Jean-Marie Mazaleyrat

Eric, Jim, Stephen,

I disagree. Passive protagonists are often the subjects of great character studies, as for Father Logan in I confess or Joe and Ratso in Midnight Cowboy, Forrest in Forrest Gump or Jack Crabb in Little Big Man. As stated before, they can change like Scottie in Vertigo (passive in the first half then active in the second half), etc.

Roger Rabbit also is a passive protagonist, along with Eddy Valiant who's the active one. There are countless ways of use of great passive protagonists, but it needs some skills to make them work.

Brent Beebe

I found his character to be nothing more than a metaphor for the status quo. He was passive, life just happened around him and he went with the flow. No character arc... just nothing...

Jean-Marie Mazaleyrat

Roger Rabbit is a fool whose purpose is to provide the inciting incident, be in the way of Eddie all along the movie and make people laugh. He has as much arc as standard horror or action-movie protagonists. Which doesn't mean that he's not a valuable character and that Who Framed Roger Rabbit is a bad movie.

Brent Beebe

I think it’s a typical Hollywood blockbuster notable for the effects than anything else. Not bad, watchable, high energy, but doesn’t hold up anymore.

Stuart Wright

Kevin Spacey’s character is far from passive in American Beauty... The story kicks into gear with him blackmailing his bosses at his corporate job to giving him a payout and going to get a job at a fast food place... That action leads to the brilliant scene where he catches his wife with her lover... How he chooses to act in that moment is not hysterical or hurt but it’s not passive.

Eric Christopherson

My definition of an active protagonist is a character who wants something and goes after it.

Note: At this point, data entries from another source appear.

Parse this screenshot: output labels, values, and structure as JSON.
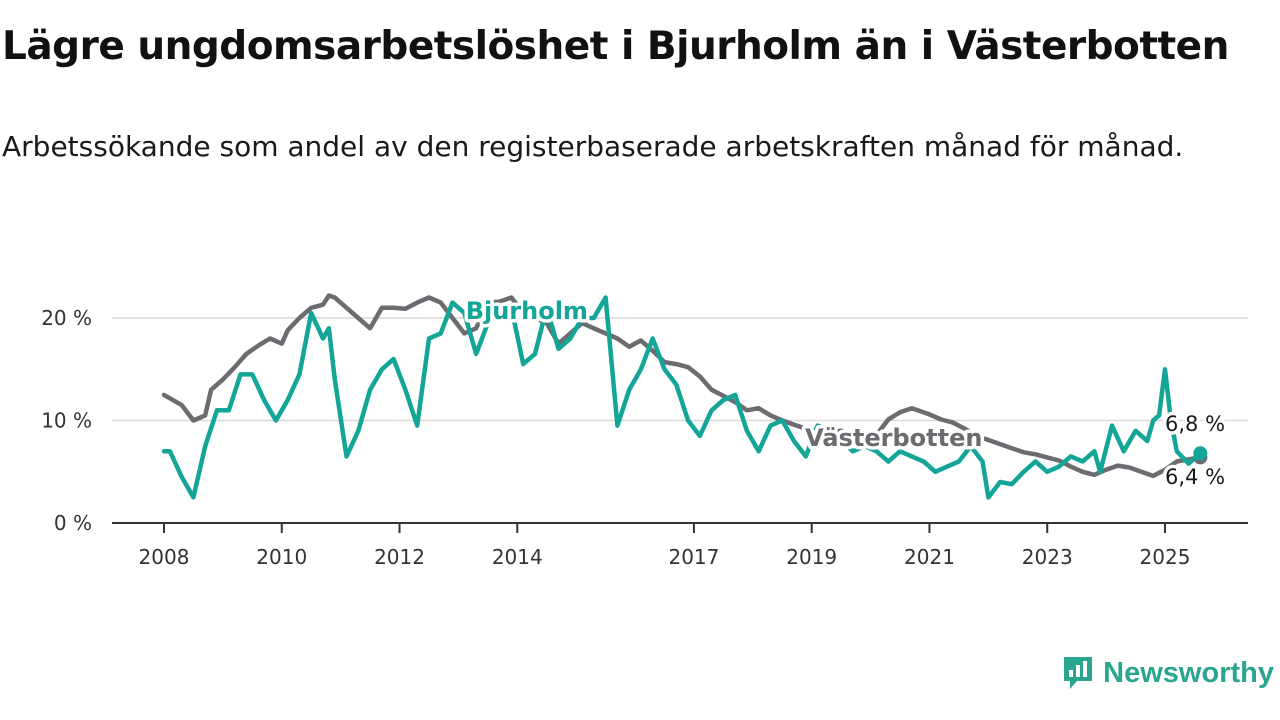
{
  "header": {
    "title": "Lägre ungdomsarbetslöshet i Bjurholm än i Västerbotten",
    "subtitle": "Arbetssökande som andel av den registerbaserade arbetskraften månad för månad."
  },
  "brand": {
    "name": "Newsworthy",
    "icon": "newsworthy-logo-icon",
    "color": "#2aa58f"
  },
  "chart_data": {
    "type": "line",
    "x_unit": "year",
    "xlim": [
      2008,
      2025.7
    ],
    "ylim": [
      0,
      22
    ],
    "grid": true,
    "x_ticks": [
      2008,
      2010,
      2012,
      2014,
      2017,
      2019,
      2021,
      2023,
      2025
    ],
    "x_tick_labels": [
      "2008",
      "2010",
      "2012",
      "2014",
      "2017",
      "2019",
      "2021",
      "2023",
      "2025"
    ],
    "y_ticks": [
      0,
      10,
      20
    ],
    "y_tick_labels": [
      "0 %",
      "10 %",
      "20 %"
    ],
    "series": [
      {
        "name": "Västerbotten",
        "color": "#6b6b70",
        "end_label": "6,4 %",
        "points": [
          [
            2008.0,
            12.5
          ],
          [
            2008.3,
            11.5
          ],
          [
            2008.5,
            10.0
          ],
          [
            2008.7,
            10.5
          ],
          [
            2008.8,
            13.0
          ],
          [
            2009.0,
            14.0
          ],
          [
            2009.2,
            15.2
          ],
          [
            2009.4,
            16.5
          ],
          [
            2009.6,
            17.3
          ],
          [
            2009.8,
            18.0
          ],
          [
            2010.0,
            17.5
          ],
          [
            2010.1,
            18.8
          ],
          [
            2010.3,
            20.0
          ],
          [
            2010.5,
            21.0
          ],
          [
            2010.7,
            21.3
          ],
          [
            2010.8,
            22.2
          ],
          [
            2010.9,
            22.0
          ],
          [
            2011.1,
            21.0
          ],
          [
            2011.3,
            20.0
          ],
          [
            2011.5,
            19.0
          ],
          [
            2011.7,
            21.0
          ],
          [
            2011.9,
            21.0
          ],
          [
            2012.1,
            20.9
          ],
          [
            2012.3,
            21.5
          ],
          [
            2012.5,
            22.0
          ],
          [
            2012.7,
            21.5
          ],
          [
            2012.9,
            20.0
          ],
          [
            2013.1,
            18.5
          ],
          [
            2013.3,
            19.0
          ],
          [
            2013.5,
            21.5
          ],
          [
            2013.7,
            21.6
          ],
          [
            2013.9,
            22.0
          ],
          [
            2014.1,
            20.5
          ],
          [
            2014.3,
            20.0
          ],
          [
            2014.5,
            19.5
          ],
          [
            2014.7,
            17.5
          ],
          [
            2014.9,
            18.5
          ],
          [
            2015.1,
            19.5
          ],
          [
            2015.3,
            19.0
          ],
          [
            2015.5,
            18.5
          ],
          [
            2015.7,
            18.0
          ],
          [
            2015.9,
            17.2
          ],
          [
            2016.1,
            17.8
          ],
          [
            2016.3,
            16.8
          ],
          [
            2016.5,
            15.7
          ],
          [
            2016.7,
            15.5
          ],
          [
            2016.9,
            15.2
          ],
          [
            2017.1,
            14.3
          ],
          [
            2017.3,
            13.0
          ],
          [
            2017.5,
            12.4
          ],
          [
            2017.7,
            11.8
          ],
          [
            2017.9,
            11.0
          ],
          [
            2018.1,
            11.2
          ],
          [
            2018.3,
            10.5
          ],
          [
            2018.5,
            10.0
          ],
          [
            2018.7,
            9.6
          ],
          [
            2018.9,
            9.2
          ],
          [
            2019.1,
            9.0
          ],
          [
            2019.3,
            8.9
          ],
          [
            2019.5,
            9.0
          ],
          [
            2019.7,
            8.7
          ],
          [
            2019.9,
            8.5
          ],
          [
            2020.1,
            8.6
          ],
          [
            2020.3,
            10.1
          ],
          [
            2020.5,
            10.8
          ],
          [
            2020.7,
            11.2
          ],
          [
            2020.8,
            11.0
          ],
          [
            2021.0,
            10.6
          ],
          [
            2021.2,
            10.1
          ],
          [
            2021.4,
            9.8
          ],
          [
            2021.6,
            9.2
          ],
          [
            2021.8,
            8.5
          ],
          [
            2022.0,
            8.1
          ],
          [
            2022.2,
            7.7
          ],
          [
            2022.4,
            7.3
          ],
          [
            2022.6,
            6.9
          ],
          [
            2022.8,
            6.7
          ],
          [
            2023.0,
            6.4
          ],
          [
            2023.2,
            6.1
          ],
          [
            2023.4,
            5.5
          ],
          [
            2023.6,
            5.0
          ],
          [
            2023.8,
            4.7
          ],
          [
            2024.0,
            5.2
          ],
          [
            2024.2,
            5.6
          ],
          [
            2024.4,
            5.4
          ],
          [
            2024.6,
            5.0
          ],
          [
            2024.8,
            4.6
          ],
          [
            2025.0,
            5.2
          ],
          [
            2025.2,
            6.0
          ],
          [
            2025.4,
            6.2
          ],
          [
            2025.6,
            6.4
          ]
        ]
      },
      {
        "name": "Bjurholm",
        "color": "#13a597",
        "end_label": "6,8 %",
        "points": [
          [
            2008.0,
            7.0
          ],
          [
            2008.1,
            7.0
          ],
          [
            2008.3,
            4.5
          ],
          [
            2008.5,
            2.5
          ],
          [
            2008.7,
            7.5
          ],
          [
            2008.9,
            11.0
          ],
          [
            2009.1,
            11.0
          ],
          [
            2009.3,
            14.5
          ],
          [
            2009.5,
            14.5
          ],
          [
            2009.7,
            12.0
          ],
          [
            2009.9,
            10.0
          ],
          [
            2010.1,
            12.0
          ],
          [
            2010.3,
            14.5
          ],
          [
            2010.5,
            20.5
          ],
          [
            2010.7,
            18.0
          ],
          [
            2010.8,
            19.0
          ],
          [
            2010.9,
            14.0
          ],
          [
            2011.1,
            6.5
          ],
          [
            2011.3,
            9.0
          ],
          [
            2011.5,
            13.0
          ],
          [
            2011.7,
            15.0
          ],
          [
            2011.9,
            16.0
          ],
          [
            2012.1,
            13.0
          ],
          [
            2012.3,
            9.5
          ],
          [
            2012.5,
            18.0
          ],
          [
            2012.7,
            18.5
          ],
          [
            2012.9,
            21.5
          ],
          [
            2013.1,
            20.5
          ],
          [
            2013.3,
            16.5
          ],
          [
            2013.5,
            19.5
          ],
          [
            2013.7,
            21.0
          ],
          [
            2013.9,
            21.0
          ],
          [
            2014.1,
            15.5
          ],
          [
            2014.3,
            16.5
          ],
          [
            2014.5,
            21.0
          ],
          [
            2014.7,
            17.0
          ],
          [
            2014.9,
            18.0
          ],
          [
            2015.1,
            20.0
          ],
          [
            2015.3,
            20.0
          ],
          [
            2015.5,
            22.0
          ],
          [
            2015.7,
            9.5
          ],
          [
            2015.9,
            13.0
          ],
          [
            2016.1,
            15.0
          ],
          [
            2016.3,
            18.0
          ],
          [
            2016.5,
            15.0
          ],
          [
            2016.7,
            13.5
          ],
          [
            2016.9,
            10.0
          ],
          [
            2017.1,
            8.5
          ],
          [
            2017.3,
            11.0
          ],
          [
            2017.5,
            12.0
          ],
          [
            2017.7,
            12.5
          ],
          [
            2017.9,
            9.0
          ],
          [
            2018.1,
            7.0
          ],
          [
            2018.3,
            9.5
          ],
          [
            2018.5,
            10.0
          ],
          [
            2018.7,
            8.0
          ],
          [
            2018.9,
            6.5
          ],
          [
            2019.1,
            9.5
          ],
          [
            2019.3,
            9.0
          ],
          [
            2019.5,
            8.0
          ],
          [
            2019.7,
            7.0
          ],
          [
            2019.9,
            7.5
          ],
          [
            2020.1,
            7.0
          ],
          [
            2020.3,
            6.0
          ],
          [
            2020.5,
            7.0
          ],
          [
            2020.7,
            6.5
          ],
          [
            2020.9,
            6.0
          ],
          [
            2021.1,
            5.0
          ],
          [
            2021.3,
            5.5
          ],
          [
            2021.5,
            6.0
          ],
          [
            2021.7,
            7.5
          ],
          [
            2021.9,
            6.0
          ],
          [
            2022.0,
            2.5
          ],
          [
            2022.2,
            4.0
          ],
          [
            2022.4,
            3.8
          ],
          [
            2022.6,
            5.0
          ],
          [
            2022.8,
            6.0
          ],
          [
            2023.0,
            5.0
          ],
          [
            2023.2,
            5.5
          ],
          [
            2023.4,
            6.5
          ],
          [
            2023.6,
            6.0
          ],
          [
            2023.8,
            7.0
          ],
          [
            2023.9,
            5.0
          ],
          [
            2024.1,
            9.5
          ],
          [
            2024.3,
            7.0
          ],
          [
            2024.5,
            9.0
          ],
          [
            2024.7,
            8.0
          ],
          [
            2024.8,
            10.0
          ],
          [
            2024.9,
            10.5
          ],
          [
            2025.0,
            15.0
          ],
          [
            2025.1,
            10.0
          ],
          [
            2025.2,
            7.0
          ],
          [
            2025.4,
            5.8
          ],
          [
            2025.6,
            6.8
          ]
        ]
      }
    ]
  }
}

I think that's pretty close to most writers' definition.

Joseph Cotton or Holly Martins in The Third Man wants to find out what happened to his friend, Harry Lime (and perhaps who he truly was), and he goes after it with a vengeance. That people are lying to him and trying to manipulate him equals obstacles in his way. In Vertigo, James Stewart wants the girl, Kim Novak, then after she dies, he wants her look-a-like, and then he wants to find out whether the original Kim and the look-a-like are one in the same and if so why.

Now I agree there are passive protagonists, Jean-Marie, such as Forrest Gump. One of my personal favorites is Chance the Gardener or Peter Sellers in Being There. But they are the exception, not the rule, it seems to me.

Stephen Floyd

In all those examples, the characters consistently took actions to influence their circumstances, which is not passive. Storytelling as art and craft is about a person pursuing something they want. Inaction negates this function, so a truly passive protagonist ceases to be a protagonist. But what happens when a character actively pursues a passive lifestyle, like in Remains of the Day? Anthony Hopkins’ character had to expend a lot of effort to have so little impact on the world. Though he was a passive man, he was not a passive protagonist.